Pep•o•ni

El viaje empieza en su habitación. Fuera caen los copos de nieve con tal asiduidad como si fuera el monzón. Mientras los mira a través de la ventana, su mente viaja miles de kilómetros a un paraíso desierto, donde todo es marrón y amarillo, fruto del sol y la sequía. Un desierto inmenso donde el viento lleva arena y ritmo de tambores. Si se escucha con atención, pueden oírse las voces que acompañan la melodía y nos transportan a un círculo de alegría y color donde el cuerpo se convierte en conductor de energía y en el único medio para expresar lo que se siente en el alma.
Todos los elementos son importantes y no se deja ninguno fuera de este ritual de vida. Los pies descalzos en contacto con la tierra seca y los reflejos del sol iluminando las gotas de sudor que resbalan por la frente y los brazos. El cuerpo se libera y la música penetra por los poros de la piel. Durante unos instantes, los problemas se evaporan como el agua de un charco en un día seco y la alegría de estar vivo vuelve a los orígenes.
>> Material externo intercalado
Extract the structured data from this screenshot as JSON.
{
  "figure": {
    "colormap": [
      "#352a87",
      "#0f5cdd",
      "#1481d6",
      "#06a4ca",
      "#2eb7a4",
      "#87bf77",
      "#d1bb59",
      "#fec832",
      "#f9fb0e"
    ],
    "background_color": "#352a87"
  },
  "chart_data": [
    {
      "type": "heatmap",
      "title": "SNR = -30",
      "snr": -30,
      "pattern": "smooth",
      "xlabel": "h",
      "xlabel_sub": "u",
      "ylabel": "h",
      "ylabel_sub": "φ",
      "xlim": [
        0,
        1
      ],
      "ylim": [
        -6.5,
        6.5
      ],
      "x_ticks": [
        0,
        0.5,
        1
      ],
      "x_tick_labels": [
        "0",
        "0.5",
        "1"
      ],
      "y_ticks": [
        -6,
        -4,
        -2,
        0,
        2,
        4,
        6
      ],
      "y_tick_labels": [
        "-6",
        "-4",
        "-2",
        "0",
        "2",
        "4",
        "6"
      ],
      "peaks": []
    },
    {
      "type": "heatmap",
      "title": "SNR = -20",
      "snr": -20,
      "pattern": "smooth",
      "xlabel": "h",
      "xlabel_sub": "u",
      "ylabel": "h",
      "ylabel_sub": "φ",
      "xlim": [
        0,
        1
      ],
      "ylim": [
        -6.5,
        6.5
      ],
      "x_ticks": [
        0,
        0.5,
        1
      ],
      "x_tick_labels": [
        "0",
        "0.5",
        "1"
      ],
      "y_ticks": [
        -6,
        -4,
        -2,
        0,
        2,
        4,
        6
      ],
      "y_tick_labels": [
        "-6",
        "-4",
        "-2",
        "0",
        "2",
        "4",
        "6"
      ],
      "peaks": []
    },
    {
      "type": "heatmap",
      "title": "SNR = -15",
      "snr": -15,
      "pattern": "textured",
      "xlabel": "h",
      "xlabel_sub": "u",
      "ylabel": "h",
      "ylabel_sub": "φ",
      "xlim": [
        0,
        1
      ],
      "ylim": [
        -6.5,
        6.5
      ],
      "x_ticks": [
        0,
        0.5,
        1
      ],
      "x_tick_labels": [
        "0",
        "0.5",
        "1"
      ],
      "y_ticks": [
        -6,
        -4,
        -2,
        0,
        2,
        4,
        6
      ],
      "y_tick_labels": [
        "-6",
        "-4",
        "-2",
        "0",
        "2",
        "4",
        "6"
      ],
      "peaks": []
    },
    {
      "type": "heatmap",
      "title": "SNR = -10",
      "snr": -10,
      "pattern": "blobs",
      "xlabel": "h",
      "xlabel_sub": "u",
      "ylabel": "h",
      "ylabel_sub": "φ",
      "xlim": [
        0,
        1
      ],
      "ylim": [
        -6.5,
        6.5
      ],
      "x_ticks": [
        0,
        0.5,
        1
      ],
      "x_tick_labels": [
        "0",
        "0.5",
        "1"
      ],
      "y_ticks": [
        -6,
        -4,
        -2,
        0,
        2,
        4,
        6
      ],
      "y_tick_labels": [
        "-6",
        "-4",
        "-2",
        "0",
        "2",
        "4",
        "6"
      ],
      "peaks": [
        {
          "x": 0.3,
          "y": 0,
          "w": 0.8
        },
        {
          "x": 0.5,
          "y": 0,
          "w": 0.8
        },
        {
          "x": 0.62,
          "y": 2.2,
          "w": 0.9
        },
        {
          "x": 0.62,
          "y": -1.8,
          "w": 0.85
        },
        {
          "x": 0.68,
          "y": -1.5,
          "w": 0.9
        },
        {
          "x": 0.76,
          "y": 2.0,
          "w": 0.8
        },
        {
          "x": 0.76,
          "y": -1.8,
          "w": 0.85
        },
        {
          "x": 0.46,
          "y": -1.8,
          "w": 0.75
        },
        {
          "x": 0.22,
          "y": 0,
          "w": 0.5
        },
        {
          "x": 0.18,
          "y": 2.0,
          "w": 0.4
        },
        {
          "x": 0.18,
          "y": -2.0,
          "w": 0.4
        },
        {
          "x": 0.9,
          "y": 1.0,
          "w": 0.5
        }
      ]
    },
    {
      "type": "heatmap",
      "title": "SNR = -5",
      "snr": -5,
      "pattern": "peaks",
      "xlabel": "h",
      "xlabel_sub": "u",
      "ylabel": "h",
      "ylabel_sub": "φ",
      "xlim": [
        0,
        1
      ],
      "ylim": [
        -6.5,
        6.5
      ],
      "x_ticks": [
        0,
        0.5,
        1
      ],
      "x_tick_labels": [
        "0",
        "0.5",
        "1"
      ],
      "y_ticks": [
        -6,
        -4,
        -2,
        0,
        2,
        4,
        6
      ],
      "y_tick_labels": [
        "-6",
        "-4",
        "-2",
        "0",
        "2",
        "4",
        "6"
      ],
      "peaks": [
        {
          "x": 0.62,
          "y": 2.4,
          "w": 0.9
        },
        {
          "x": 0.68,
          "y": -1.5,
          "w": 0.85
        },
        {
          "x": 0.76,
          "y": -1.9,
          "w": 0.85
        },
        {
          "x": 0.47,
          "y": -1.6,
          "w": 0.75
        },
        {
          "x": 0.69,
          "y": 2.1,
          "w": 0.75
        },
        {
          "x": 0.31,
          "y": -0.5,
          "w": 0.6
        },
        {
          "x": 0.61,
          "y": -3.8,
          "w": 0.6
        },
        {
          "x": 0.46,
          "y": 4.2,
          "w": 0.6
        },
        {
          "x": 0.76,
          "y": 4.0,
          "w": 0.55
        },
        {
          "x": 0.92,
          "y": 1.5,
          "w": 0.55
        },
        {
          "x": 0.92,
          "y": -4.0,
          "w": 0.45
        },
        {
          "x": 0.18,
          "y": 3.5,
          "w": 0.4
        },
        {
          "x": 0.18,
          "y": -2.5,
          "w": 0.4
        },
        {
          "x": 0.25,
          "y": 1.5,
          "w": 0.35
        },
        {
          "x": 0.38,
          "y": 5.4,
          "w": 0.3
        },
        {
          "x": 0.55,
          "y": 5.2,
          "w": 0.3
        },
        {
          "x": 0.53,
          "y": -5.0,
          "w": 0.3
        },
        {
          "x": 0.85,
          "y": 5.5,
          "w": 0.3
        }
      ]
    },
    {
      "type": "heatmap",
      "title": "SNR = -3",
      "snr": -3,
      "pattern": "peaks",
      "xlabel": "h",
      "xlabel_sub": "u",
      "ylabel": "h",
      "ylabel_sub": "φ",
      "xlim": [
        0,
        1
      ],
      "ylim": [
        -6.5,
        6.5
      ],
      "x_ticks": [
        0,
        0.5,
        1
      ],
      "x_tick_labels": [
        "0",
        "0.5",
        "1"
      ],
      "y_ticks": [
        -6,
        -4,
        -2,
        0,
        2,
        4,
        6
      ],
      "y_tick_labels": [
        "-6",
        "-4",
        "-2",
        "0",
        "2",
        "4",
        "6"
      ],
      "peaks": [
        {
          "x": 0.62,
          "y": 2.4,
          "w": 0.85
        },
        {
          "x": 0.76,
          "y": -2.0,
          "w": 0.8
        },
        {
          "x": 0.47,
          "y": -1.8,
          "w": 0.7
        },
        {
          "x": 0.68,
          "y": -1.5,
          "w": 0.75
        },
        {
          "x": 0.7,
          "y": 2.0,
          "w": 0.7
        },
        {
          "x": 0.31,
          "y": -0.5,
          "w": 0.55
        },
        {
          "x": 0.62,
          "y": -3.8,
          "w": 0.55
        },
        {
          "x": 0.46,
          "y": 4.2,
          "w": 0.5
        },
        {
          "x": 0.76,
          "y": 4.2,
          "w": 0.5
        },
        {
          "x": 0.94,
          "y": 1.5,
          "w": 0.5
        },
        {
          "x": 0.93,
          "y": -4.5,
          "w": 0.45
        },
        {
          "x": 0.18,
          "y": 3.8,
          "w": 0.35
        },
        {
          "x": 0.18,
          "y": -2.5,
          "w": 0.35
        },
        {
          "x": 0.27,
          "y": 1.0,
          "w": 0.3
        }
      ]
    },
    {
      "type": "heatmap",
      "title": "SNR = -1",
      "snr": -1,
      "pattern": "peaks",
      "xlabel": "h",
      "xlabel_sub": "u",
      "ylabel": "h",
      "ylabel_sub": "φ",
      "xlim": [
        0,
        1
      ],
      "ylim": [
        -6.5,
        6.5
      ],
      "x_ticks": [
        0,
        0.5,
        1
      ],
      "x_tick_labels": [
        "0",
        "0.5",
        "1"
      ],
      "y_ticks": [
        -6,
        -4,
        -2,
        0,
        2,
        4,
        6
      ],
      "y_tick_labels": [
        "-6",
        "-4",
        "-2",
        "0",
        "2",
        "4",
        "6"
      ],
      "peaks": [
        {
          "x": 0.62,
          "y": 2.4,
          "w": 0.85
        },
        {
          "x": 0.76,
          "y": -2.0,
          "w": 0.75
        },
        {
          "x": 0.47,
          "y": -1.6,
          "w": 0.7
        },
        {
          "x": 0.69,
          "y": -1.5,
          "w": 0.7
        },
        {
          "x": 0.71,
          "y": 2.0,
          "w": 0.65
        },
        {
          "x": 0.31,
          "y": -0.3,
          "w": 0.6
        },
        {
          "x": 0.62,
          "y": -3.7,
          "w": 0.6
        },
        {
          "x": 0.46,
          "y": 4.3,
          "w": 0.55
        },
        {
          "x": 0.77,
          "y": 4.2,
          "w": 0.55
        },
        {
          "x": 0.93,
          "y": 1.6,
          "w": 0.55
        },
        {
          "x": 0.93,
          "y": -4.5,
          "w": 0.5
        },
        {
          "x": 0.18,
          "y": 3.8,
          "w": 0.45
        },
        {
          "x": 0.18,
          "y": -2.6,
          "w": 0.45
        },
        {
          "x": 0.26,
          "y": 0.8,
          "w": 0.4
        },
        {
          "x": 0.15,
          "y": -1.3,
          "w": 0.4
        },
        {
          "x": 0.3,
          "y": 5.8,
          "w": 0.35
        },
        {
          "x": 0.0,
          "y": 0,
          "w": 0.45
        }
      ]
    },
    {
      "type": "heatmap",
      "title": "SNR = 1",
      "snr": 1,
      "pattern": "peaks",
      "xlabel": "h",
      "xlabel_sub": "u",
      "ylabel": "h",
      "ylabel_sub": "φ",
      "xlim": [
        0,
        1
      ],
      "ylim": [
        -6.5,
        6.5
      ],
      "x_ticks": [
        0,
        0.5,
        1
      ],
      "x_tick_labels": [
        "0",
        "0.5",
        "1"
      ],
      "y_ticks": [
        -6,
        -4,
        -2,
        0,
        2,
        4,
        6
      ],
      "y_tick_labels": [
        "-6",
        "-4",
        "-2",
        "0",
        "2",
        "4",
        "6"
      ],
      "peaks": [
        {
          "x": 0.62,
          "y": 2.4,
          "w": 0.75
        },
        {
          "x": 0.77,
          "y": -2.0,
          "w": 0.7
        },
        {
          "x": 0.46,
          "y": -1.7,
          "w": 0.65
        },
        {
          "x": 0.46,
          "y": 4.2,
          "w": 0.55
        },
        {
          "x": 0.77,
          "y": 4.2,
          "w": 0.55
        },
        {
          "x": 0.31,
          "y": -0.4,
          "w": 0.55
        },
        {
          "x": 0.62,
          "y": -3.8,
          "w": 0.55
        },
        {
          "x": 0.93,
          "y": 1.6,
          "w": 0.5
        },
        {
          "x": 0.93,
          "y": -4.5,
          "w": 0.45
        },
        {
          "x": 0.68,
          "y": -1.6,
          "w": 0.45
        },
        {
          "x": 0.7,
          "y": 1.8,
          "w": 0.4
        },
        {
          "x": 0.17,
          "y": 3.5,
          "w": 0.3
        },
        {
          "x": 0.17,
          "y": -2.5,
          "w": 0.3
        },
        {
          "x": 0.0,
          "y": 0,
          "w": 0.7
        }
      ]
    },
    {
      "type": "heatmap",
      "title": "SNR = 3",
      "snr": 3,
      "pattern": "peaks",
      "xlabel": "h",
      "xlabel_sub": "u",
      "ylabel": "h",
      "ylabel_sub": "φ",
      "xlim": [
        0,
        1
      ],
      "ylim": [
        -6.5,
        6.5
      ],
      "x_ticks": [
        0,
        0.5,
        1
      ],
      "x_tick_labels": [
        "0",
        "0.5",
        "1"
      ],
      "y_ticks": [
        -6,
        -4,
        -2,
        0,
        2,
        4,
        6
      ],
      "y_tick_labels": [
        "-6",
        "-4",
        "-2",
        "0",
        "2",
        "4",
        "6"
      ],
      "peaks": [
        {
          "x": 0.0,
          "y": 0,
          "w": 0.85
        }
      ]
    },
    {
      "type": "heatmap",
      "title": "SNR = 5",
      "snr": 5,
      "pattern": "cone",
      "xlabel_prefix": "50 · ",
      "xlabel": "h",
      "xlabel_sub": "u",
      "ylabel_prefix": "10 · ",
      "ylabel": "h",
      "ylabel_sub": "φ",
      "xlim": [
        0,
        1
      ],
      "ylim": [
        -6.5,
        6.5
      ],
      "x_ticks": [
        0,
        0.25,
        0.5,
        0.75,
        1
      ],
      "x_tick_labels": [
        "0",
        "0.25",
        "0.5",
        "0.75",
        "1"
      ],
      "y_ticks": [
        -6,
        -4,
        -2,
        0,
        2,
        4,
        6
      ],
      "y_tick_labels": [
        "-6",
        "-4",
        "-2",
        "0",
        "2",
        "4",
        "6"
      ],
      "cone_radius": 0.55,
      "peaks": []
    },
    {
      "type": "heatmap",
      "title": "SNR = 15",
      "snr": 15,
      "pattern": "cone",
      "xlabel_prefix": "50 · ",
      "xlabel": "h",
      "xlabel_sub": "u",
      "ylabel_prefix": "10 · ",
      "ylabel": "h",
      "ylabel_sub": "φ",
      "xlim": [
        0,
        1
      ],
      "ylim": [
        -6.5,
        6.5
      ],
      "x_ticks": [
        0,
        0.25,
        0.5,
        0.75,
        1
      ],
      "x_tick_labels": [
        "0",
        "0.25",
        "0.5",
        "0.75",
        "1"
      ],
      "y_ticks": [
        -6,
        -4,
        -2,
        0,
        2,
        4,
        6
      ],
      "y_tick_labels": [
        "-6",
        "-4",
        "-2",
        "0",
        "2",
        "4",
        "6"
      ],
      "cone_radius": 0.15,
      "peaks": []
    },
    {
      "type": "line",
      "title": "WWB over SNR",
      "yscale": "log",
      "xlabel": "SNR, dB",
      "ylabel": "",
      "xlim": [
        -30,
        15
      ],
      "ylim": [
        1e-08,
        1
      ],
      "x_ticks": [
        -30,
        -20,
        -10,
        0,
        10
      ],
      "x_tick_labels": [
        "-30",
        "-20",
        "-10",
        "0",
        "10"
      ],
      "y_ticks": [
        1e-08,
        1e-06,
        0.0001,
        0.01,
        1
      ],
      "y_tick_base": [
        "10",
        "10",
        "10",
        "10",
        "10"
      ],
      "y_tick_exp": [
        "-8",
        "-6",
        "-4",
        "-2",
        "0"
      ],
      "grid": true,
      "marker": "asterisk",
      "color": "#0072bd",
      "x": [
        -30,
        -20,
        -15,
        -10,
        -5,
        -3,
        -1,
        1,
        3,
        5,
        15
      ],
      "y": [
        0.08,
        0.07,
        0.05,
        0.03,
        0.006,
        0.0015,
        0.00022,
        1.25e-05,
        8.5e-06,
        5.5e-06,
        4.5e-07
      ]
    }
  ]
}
Cuando tiene un momento para sí mismo, se concentra en la soledad de su apartamento, con las ventanas abiertas de par en par si ha salido un día soleado, cierra los ojos y pone todo su empeño en transformar los ruidos de los motores en manos que golpean un tambor; en sustituir los pitidos por el sonido de las flautas al son de la brisa; en creer que los gritos enervados de los pasantes son voces que se alzan al cielo en un grito que canta por la vida. Se deja embadurnar por el calor tímido que desprende el astro rey en esta ciudad de gris y piedra, para que la sensación que acaricia sus mejillas se propague por todo su cuerpo, como el sentimiento que le provoca África cuando la ve bailar. Entonces se le sube el amor al pecho y su mente se llena de recuerdos; de las gentes y las sonrisas extasiadas, llenas de dientes como perlas, llenas de vida y de alegría; de los olores de las recetas que se calientan a fuego lento; del polvo que adorna las calles. Recuerda cómo se rinde a la música y al ritmo, y cómo se mueven las caderas. Entonces sólo queda el palpitar de la tierra, la energía del ser que la habita y el reflejo del alma, feliz de vivir.
Guarda en la memoria cada detalle, ya que el corazón se le olvidó en su hogar.